The other thing that popped out was that the researchers were surprised by the results! They must have never received a massage. I wonder if they do now.

When I read the abstract, I saw that the authors did a follow-up study in 2012 on the effects of repeated massage. So I did get one wish, but these subjects received Swedish massage or light touch either weekly or twice a week for just five weeks. Otherwise, it was the same as the first study, which means they looked for changes for up to an hour after each massage.

Those receiving weekly Swedish massage sustained a higher level of white blood cells like those receiving a single massage, with minimal effect on stress hormones. Come on, not even the first massage changed stress hormone levels? That contradicts the first study!

Those receiving twice-weekly massage had increased oxytocin levels and lower stress hormone levels. So people getting more frequent massage bond more easily. I wonder if they used the same massage therapist each time.

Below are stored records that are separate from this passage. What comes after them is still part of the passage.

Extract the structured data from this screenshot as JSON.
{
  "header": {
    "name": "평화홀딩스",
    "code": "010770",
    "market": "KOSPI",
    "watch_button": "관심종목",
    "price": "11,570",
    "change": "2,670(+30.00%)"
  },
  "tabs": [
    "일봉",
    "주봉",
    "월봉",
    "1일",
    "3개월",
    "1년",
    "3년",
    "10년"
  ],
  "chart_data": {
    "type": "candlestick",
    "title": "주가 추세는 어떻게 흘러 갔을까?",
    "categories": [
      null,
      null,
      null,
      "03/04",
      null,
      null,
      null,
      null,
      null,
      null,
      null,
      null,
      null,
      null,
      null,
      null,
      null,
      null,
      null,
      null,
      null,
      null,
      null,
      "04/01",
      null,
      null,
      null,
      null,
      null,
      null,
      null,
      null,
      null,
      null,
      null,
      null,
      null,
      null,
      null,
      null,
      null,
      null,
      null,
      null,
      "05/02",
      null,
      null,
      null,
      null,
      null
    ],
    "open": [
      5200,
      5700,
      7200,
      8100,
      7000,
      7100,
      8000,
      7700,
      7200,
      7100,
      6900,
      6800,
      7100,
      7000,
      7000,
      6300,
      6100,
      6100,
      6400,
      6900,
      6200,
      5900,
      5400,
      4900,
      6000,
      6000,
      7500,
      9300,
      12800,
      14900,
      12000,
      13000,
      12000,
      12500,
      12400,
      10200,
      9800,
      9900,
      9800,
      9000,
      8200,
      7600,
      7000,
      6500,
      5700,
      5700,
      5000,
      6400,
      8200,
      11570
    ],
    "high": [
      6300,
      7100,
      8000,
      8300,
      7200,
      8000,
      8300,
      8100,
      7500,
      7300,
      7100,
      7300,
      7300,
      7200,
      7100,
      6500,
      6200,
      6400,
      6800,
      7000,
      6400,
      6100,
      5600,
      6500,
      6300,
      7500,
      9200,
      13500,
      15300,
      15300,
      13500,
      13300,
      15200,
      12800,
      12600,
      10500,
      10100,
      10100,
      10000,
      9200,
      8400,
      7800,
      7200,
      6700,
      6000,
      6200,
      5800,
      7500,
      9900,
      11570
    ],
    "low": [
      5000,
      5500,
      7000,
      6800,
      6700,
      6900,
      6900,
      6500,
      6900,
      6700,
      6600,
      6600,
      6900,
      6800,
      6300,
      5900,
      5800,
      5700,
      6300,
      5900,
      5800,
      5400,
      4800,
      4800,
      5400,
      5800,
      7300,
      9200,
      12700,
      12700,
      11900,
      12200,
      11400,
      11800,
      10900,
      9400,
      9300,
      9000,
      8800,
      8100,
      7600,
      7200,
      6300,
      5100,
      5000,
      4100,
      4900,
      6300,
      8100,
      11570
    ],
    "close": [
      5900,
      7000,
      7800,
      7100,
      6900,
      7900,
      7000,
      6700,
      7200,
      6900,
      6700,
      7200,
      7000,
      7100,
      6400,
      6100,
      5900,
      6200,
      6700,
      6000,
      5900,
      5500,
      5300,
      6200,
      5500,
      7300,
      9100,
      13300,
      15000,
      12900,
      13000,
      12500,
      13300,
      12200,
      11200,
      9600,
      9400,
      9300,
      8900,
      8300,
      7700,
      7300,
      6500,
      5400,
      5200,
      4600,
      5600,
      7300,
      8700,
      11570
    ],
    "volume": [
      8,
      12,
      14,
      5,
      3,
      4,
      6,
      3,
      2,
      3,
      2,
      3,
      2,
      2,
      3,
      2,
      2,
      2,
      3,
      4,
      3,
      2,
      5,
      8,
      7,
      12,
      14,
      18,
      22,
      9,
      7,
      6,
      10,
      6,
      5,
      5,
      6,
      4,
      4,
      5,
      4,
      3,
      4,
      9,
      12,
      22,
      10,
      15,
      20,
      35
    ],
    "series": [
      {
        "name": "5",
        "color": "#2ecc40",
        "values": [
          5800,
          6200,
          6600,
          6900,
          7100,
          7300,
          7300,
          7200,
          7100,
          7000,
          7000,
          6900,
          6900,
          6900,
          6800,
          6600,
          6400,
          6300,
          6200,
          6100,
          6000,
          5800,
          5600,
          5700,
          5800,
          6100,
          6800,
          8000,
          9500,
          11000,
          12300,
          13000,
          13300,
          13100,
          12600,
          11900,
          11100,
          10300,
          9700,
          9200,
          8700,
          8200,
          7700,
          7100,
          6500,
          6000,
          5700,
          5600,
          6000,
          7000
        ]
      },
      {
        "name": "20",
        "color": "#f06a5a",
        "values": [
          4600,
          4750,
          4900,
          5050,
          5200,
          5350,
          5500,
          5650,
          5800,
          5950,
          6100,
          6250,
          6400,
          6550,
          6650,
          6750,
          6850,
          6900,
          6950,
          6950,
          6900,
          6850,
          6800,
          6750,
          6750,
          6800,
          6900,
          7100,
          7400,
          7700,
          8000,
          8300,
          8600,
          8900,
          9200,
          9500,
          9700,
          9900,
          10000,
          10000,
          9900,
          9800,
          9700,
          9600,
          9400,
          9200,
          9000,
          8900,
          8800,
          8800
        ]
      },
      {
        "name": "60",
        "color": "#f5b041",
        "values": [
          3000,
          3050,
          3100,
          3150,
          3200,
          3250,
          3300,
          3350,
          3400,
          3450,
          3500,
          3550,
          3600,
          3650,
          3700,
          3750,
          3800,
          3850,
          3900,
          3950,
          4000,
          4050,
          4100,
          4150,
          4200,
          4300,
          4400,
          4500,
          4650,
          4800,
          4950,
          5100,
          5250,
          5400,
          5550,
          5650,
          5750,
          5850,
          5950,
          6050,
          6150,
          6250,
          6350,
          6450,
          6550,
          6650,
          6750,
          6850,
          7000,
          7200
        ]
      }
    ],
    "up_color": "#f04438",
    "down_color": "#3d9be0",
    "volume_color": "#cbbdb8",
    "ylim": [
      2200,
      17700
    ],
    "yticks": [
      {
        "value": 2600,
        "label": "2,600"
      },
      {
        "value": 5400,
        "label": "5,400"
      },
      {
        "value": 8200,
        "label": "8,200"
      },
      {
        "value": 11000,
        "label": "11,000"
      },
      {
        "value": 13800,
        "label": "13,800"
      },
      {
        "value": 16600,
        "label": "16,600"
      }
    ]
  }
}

The abstract says nothing about the light touch group. (And by the way, I have a hard time reading scientific research and understanding the findings and implications in plain English. This is the best I can do. If you know better, please comment!)

The authors conclude:

There are sustained cumulative biologic actions for the massage and touch interventions that persist for several days or a week, and these differ profoundly depending on the dosage (frequency) of sessions. Confirmatory studies in larger samples are needed.

Yes. And I am very glad that this research is happening and raising more questions.